Morgan's results follow suit with Goldman Sachs (GS Quote) and Lehman Brothers (LEH Quote), who in the prior session helped fuel the market's rally with their own better-than-expected numbers.

The surge only intensified after the Fed slashed 75 basis points off both the fed funds target rate and the discount rate. By the end of the day, the Dow had soared 420 points to 12,393. The S&P 500 rose 54 points at 1331, and the Nasdaq leaped 91 points at 2268.

Among other earnings reports, credit-card company Discover (DFS Quote) suffered a 65% profit drop in the fiscal first-quarter earnings after selling its Britain-based Goldfish unit. Stripping out the sale, Discover made 50 cents a share, a dime more than expected. Still, shares lost 12.6%.

Foodmaker General Mills (GIS Quote) was faring better, adding 1.2% after reporting a 61% jump in fiscal third-quarter earnings to $430.1 million. Excluding investment-related gains, adjusted income comfortably beat analysts' estimate.
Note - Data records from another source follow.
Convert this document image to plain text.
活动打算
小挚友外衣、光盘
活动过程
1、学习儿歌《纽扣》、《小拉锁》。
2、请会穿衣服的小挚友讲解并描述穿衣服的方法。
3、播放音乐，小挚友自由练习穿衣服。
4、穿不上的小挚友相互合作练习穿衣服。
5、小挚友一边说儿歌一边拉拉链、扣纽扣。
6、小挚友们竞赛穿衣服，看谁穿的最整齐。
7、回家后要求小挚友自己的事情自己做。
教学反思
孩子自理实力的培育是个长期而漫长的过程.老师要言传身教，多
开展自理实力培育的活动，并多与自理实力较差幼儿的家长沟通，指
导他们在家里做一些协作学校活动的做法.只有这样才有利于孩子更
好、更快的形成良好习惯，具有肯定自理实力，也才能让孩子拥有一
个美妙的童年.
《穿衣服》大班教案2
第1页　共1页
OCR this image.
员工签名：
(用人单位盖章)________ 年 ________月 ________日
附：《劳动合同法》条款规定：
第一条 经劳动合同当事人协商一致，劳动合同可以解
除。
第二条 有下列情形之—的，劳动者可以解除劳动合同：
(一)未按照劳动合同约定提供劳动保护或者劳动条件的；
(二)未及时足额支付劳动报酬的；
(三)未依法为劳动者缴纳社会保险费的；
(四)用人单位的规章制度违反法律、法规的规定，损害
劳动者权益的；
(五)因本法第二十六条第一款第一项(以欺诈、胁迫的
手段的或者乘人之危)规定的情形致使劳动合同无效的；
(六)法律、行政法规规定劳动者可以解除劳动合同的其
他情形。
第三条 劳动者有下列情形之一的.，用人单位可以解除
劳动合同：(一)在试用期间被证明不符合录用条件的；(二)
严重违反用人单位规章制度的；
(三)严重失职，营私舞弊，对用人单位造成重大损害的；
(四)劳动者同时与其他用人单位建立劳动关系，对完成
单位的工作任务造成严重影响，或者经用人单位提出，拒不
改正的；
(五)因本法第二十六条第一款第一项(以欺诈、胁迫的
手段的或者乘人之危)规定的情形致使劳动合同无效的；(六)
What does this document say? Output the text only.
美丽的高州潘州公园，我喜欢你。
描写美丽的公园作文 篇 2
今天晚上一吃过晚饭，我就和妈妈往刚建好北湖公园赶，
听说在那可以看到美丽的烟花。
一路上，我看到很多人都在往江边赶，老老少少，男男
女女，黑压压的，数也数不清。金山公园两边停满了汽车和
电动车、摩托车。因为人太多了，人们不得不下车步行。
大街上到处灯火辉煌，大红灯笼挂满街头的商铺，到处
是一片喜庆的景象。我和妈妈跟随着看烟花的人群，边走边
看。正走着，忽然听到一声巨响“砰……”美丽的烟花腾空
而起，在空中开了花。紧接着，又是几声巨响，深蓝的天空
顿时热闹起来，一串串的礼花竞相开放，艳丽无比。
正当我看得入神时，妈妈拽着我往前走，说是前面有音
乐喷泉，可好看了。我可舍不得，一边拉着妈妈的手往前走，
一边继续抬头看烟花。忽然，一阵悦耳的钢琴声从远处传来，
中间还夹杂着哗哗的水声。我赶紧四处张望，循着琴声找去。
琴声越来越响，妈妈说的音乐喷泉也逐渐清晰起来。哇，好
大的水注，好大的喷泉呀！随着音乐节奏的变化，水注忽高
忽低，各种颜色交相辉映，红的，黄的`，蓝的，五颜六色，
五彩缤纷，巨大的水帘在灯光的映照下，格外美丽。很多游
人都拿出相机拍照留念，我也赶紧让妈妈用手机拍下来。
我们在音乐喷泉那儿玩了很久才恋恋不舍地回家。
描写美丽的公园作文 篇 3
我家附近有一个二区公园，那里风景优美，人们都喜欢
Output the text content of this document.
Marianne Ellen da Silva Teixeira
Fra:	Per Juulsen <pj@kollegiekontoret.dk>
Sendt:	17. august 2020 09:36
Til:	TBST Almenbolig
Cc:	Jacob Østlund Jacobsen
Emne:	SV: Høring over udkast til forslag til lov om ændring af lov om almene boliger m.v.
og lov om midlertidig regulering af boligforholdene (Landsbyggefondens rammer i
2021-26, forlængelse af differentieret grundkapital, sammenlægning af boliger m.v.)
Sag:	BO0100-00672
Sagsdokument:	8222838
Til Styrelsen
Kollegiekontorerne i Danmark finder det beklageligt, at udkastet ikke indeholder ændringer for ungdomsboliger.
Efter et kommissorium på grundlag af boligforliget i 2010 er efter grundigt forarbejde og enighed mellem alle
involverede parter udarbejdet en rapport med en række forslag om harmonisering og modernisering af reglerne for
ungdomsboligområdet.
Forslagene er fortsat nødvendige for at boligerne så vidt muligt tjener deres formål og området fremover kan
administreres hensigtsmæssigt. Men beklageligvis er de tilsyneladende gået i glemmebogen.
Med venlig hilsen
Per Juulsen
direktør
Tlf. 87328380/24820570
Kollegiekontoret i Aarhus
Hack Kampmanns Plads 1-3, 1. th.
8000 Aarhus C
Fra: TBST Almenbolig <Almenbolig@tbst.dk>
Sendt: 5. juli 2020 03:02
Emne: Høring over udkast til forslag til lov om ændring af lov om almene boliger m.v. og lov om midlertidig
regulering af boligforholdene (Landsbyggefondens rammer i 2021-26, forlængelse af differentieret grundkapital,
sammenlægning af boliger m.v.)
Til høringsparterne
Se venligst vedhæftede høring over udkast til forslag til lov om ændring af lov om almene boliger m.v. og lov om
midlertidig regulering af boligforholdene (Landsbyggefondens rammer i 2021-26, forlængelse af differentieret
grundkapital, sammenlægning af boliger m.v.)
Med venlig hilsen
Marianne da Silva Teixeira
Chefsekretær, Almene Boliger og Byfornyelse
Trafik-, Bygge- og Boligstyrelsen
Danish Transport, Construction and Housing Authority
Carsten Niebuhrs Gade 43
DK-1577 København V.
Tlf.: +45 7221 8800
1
And Adobe (ADBE Quote), maker of Acrobat and other software applications, also beat analyst estimates as its bottom line swelled to $219.4 million. Shares spiked 9% to $34.75.

Treasury prices were taking back ground lost in the last session. The 10-year note was up 30/32 in price to yield 3.37%, and the 30-year bond soared 2-03/32 in price, yielding 4.22%.

Overseas markets were mixed. Tokyo's Nikkei 225 climbed 2.5% overnight, and the Hang Seng Index in Hong Kong added 2.3%. In Europe, London's FTSE sank 1.1%, Germany's Xetra Dax shed 0.5%, and the Paris Cac gave up 0.6%.